Structure over States: Planarity, Not Energy, Dictates Photoactivation in Ru(II) PACT Agents
Matthijs L. A. Hakkennes, Irene Regeni, Yurii Husiev, Valeriia D. Andreeva, Maxime A. Siegler, Francesco Buda, Sylvestre Bonnet
Abstract
High Resolution Image Download MS PowerPoint Slide Photoactivated chemotherapy (PACT) employs light to precisely control the activity of prodrugs, enabling spatial and temporal regulation of therapeutic effects while minimizing systemic toxicity. Transition-metal complexes, particularly Ru(II) polypyridyl compounds, have emerged as promising PACT agents due to their ability to undergo photodissociation via triplet excited states. However, rationalizing and predicting photosubstitution quantum yields remain challenging due to complex excited-state dynamics, solvent effects, and limitations of traditional modeling approaches. In this study, we synthesized nine Ru(II) complexes incorporating a monodentate thioether ligand, a terpyridine ligand, and various bidentate polypyridyl ligands. Upon red-light irradiation in aqueous solution, these complexes showed selective photosubstitution of the thioether by an aqua ligand. Despite similar absorption properties, these compounds exhibited markedly different photosubstitution quantum yields that static DFT calculations failed to explain. These modeling difficulties prompted us to develop a novel triplet-state molecular dynamics protocol using the GFN-xTB method, explicit solvation, and enhanced sampling techniques. Our approach enabled full simulations of the ligand exchange process on the triplet hypersurface and comparison to experimental data. It revealed that both cis and trans substitution of the thioether by a water molecule is possible; it was also able to distinguish between photoactive and photoinactive compounds. Unexpectedly, we found that the deviation from planarity of the bidentate ligand, rather than the energy levels of the different triplet excited states ( 3 MLCT, 3 MC) involved in the photosubstitution reaction, was the primary determinant of photosubstitution efficiency, as it promoted access to the trans photosubstitution pathway.

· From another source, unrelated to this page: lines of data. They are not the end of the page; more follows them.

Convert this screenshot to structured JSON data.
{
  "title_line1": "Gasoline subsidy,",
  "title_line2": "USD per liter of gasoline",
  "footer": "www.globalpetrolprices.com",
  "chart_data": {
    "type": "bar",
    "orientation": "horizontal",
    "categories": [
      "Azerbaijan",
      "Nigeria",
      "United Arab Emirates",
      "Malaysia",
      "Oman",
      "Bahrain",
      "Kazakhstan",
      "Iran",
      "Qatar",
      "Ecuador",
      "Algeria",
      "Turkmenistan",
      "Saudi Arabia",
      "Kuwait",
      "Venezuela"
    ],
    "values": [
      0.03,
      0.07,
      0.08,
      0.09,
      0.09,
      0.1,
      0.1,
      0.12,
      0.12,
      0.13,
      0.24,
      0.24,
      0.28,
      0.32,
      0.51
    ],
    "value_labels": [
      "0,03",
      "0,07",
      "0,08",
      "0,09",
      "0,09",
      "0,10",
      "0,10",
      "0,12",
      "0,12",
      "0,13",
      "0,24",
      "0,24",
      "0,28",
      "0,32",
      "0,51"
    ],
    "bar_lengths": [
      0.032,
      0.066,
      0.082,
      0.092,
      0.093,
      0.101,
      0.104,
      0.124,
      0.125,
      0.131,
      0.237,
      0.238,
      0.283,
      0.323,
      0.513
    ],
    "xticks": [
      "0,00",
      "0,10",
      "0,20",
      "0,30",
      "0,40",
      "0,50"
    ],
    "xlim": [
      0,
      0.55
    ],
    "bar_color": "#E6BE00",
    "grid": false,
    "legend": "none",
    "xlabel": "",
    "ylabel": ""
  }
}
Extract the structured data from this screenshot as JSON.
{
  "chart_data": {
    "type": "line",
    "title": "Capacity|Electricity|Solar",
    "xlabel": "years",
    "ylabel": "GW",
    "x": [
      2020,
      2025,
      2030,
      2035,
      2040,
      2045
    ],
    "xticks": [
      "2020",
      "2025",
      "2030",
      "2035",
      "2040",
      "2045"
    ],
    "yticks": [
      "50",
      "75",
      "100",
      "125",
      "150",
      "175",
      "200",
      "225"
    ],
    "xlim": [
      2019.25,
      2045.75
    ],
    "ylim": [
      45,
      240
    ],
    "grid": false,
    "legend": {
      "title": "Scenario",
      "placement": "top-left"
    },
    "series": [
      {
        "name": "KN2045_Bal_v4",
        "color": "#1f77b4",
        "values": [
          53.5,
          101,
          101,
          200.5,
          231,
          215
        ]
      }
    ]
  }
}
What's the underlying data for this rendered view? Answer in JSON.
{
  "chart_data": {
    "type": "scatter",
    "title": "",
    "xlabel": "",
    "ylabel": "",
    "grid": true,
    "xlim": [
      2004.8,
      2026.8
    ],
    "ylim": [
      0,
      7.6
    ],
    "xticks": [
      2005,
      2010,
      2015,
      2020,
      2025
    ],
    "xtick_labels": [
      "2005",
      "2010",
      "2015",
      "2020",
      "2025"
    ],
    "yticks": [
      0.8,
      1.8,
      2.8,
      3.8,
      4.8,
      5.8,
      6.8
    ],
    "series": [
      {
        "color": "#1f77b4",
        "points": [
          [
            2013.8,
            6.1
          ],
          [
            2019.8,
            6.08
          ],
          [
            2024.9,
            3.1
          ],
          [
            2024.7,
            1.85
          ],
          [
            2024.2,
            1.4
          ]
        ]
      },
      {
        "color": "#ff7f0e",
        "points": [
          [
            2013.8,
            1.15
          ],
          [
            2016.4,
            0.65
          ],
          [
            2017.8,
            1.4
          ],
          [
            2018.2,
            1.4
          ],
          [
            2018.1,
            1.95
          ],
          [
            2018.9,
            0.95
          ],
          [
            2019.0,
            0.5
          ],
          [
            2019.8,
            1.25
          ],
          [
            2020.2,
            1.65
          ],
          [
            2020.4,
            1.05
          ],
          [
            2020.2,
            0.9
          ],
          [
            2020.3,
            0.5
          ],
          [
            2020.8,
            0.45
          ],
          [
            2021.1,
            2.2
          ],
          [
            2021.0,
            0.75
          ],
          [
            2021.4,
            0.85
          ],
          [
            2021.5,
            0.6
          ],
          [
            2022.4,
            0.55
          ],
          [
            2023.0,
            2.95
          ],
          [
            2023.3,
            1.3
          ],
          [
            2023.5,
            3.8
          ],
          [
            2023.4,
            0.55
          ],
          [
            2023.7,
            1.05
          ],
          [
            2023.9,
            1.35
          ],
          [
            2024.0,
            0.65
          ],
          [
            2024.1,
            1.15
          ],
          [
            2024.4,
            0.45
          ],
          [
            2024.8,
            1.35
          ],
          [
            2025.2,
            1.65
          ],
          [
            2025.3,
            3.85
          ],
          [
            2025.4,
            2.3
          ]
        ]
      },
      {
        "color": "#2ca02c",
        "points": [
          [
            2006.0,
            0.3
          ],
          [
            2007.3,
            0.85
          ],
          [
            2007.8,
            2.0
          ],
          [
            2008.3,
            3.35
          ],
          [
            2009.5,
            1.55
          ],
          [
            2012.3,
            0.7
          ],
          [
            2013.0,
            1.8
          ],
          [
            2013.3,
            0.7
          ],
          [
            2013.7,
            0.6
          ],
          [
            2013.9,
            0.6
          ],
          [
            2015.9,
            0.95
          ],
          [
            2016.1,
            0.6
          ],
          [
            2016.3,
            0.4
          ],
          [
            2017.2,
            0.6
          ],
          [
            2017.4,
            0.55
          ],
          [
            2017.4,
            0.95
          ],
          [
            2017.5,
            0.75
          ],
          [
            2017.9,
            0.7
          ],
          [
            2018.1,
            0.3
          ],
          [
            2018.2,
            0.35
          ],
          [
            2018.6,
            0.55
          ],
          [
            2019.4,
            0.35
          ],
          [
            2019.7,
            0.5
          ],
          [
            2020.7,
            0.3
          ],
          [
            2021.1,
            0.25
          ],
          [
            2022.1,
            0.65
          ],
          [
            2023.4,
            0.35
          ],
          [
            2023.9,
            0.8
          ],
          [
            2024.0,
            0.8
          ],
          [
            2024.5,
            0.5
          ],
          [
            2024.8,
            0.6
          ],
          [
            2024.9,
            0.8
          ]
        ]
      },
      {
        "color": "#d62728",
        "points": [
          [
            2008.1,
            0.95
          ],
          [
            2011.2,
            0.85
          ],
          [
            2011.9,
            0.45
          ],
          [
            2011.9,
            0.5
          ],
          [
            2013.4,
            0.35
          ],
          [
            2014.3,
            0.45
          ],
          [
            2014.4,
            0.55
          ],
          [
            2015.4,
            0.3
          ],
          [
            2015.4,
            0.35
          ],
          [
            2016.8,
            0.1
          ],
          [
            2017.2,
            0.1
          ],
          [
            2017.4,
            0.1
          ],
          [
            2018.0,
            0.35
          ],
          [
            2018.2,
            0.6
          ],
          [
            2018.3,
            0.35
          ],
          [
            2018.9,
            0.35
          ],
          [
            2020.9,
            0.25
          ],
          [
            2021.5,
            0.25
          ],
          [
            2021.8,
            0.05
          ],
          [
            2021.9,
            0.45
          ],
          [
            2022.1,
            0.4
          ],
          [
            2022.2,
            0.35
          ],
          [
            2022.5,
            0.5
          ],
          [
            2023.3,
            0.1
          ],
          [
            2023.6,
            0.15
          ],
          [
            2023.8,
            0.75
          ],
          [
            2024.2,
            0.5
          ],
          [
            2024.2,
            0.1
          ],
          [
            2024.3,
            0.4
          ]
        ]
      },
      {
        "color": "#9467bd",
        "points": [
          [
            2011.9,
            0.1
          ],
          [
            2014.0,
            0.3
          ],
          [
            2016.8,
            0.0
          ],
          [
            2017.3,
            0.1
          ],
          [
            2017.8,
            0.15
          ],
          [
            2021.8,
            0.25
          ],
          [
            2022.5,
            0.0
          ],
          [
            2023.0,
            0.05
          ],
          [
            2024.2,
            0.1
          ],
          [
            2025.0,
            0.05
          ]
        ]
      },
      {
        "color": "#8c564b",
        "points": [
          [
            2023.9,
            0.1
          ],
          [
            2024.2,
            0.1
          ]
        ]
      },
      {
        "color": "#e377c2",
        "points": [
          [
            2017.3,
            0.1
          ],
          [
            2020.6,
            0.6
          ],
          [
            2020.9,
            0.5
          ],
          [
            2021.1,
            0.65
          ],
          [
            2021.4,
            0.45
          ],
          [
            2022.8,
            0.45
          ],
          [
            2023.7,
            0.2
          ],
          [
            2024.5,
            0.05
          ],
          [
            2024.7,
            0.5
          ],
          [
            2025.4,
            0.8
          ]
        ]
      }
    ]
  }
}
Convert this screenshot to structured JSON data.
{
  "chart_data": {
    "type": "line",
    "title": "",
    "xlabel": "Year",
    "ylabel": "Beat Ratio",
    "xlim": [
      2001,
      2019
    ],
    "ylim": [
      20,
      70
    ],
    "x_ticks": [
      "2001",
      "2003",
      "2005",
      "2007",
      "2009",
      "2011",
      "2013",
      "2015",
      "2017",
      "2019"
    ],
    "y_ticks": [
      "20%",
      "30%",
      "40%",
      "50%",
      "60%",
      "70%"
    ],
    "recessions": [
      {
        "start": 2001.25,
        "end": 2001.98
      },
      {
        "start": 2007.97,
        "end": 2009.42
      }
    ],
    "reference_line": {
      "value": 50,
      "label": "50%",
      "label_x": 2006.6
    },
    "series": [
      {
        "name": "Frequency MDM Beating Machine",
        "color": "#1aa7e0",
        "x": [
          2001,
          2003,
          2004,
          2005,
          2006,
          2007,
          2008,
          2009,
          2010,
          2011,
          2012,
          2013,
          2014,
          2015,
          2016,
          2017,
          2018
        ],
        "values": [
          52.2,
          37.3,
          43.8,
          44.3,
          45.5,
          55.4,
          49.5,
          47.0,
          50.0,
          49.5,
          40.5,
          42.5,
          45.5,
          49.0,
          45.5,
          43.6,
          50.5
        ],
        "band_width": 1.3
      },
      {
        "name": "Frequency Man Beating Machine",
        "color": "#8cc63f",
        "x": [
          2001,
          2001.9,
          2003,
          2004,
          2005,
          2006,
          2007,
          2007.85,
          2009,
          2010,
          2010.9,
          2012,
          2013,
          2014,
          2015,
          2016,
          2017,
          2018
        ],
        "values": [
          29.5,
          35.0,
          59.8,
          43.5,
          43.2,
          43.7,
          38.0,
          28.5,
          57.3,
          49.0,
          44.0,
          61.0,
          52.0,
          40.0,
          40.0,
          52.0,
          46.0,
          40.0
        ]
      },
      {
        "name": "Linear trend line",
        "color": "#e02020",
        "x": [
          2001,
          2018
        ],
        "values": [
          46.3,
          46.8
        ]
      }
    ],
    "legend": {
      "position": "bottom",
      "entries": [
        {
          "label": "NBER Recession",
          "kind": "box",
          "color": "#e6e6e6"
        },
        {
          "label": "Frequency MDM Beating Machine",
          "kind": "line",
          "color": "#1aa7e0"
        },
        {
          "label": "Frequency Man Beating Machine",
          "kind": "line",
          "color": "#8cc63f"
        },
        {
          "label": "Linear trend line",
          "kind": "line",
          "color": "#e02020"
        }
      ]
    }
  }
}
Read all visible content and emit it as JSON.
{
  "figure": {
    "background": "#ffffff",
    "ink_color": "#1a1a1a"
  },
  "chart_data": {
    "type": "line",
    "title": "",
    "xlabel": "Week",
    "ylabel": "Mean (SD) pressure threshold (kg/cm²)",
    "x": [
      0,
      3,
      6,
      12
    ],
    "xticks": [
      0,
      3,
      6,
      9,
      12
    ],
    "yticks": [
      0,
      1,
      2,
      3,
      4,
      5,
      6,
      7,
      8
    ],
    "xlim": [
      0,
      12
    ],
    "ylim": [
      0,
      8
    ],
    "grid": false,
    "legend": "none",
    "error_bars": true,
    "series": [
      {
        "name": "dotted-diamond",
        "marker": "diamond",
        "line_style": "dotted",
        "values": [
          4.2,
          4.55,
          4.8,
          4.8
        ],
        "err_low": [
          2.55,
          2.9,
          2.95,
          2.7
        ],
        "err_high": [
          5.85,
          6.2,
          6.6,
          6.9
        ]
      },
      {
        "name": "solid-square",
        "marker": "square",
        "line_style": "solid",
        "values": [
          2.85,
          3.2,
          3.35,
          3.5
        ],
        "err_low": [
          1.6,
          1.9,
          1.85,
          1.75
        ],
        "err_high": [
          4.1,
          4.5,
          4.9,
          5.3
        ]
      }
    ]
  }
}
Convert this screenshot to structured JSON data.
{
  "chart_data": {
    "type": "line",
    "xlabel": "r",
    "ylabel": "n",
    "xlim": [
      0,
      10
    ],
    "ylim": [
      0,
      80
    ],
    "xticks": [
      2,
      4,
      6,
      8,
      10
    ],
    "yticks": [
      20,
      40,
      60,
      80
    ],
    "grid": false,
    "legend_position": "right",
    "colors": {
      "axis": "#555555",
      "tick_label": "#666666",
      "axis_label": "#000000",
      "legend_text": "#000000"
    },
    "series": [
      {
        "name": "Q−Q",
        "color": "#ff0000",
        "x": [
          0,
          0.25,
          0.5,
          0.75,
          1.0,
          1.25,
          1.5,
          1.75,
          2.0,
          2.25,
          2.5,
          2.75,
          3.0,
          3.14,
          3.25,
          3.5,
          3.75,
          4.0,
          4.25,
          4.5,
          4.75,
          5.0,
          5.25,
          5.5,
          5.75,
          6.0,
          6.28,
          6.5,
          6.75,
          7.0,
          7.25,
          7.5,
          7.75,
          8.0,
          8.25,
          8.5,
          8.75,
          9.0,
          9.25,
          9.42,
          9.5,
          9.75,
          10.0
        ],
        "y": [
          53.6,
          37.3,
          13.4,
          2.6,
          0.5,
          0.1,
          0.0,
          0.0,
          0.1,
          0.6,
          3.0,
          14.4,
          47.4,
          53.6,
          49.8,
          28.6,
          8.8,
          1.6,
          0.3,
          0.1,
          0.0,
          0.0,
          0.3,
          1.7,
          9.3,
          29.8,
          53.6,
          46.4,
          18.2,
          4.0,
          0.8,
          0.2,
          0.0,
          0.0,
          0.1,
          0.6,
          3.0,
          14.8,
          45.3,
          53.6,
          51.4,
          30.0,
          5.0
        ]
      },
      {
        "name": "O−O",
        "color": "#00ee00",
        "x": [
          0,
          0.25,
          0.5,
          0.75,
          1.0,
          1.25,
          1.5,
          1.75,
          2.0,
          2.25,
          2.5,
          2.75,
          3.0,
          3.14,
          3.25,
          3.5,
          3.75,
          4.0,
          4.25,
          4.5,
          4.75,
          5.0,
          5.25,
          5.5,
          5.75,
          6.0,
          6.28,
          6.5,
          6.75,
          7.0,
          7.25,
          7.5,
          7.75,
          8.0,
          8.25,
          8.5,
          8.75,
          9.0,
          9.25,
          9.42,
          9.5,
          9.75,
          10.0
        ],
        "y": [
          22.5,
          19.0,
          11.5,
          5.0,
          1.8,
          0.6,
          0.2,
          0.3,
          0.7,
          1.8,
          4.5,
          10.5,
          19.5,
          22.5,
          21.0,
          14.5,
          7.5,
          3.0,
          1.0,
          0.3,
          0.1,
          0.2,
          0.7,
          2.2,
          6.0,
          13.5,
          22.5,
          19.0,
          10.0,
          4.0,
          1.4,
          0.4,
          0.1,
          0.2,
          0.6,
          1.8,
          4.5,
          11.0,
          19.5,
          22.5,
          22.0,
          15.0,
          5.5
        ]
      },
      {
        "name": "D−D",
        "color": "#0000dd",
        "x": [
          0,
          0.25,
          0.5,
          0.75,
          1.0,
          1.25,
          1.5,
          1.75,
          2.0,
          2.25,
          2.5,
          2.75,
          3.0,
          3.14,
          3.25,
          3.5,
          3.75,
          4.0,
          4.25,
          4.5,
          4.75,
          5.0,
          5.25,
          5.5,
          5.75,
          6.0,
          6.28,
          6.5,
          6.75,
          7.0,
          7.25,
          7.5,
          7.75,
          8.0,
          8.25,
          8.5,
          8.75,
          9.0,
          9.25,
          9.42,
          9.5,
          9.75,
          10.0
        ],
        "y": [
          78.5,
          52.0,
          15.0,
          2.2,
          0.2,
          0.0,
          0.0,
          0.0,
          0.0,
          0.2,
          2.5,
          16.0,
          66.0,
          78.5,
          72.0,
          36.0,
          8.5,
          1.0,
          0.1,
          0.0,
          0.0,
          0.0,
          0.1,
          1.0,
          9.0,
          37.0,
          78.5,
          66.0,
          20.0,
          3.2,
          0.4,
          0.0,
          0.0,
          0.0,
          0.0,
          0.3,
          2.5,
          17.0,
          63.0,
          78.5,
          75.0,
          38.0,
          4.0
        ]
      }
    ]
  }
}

Furthermore, our simulations uniquely identified whether dissociative, interchange, or associative mechanisms governed the reactivity of each complex. These results provide for the first time mechanistic insights into Ru(II)-based photosubstitution reactions in a solvent and offer a practical, scalable computational tool for designing next-generation PACT agents with optimized light-responsive properties.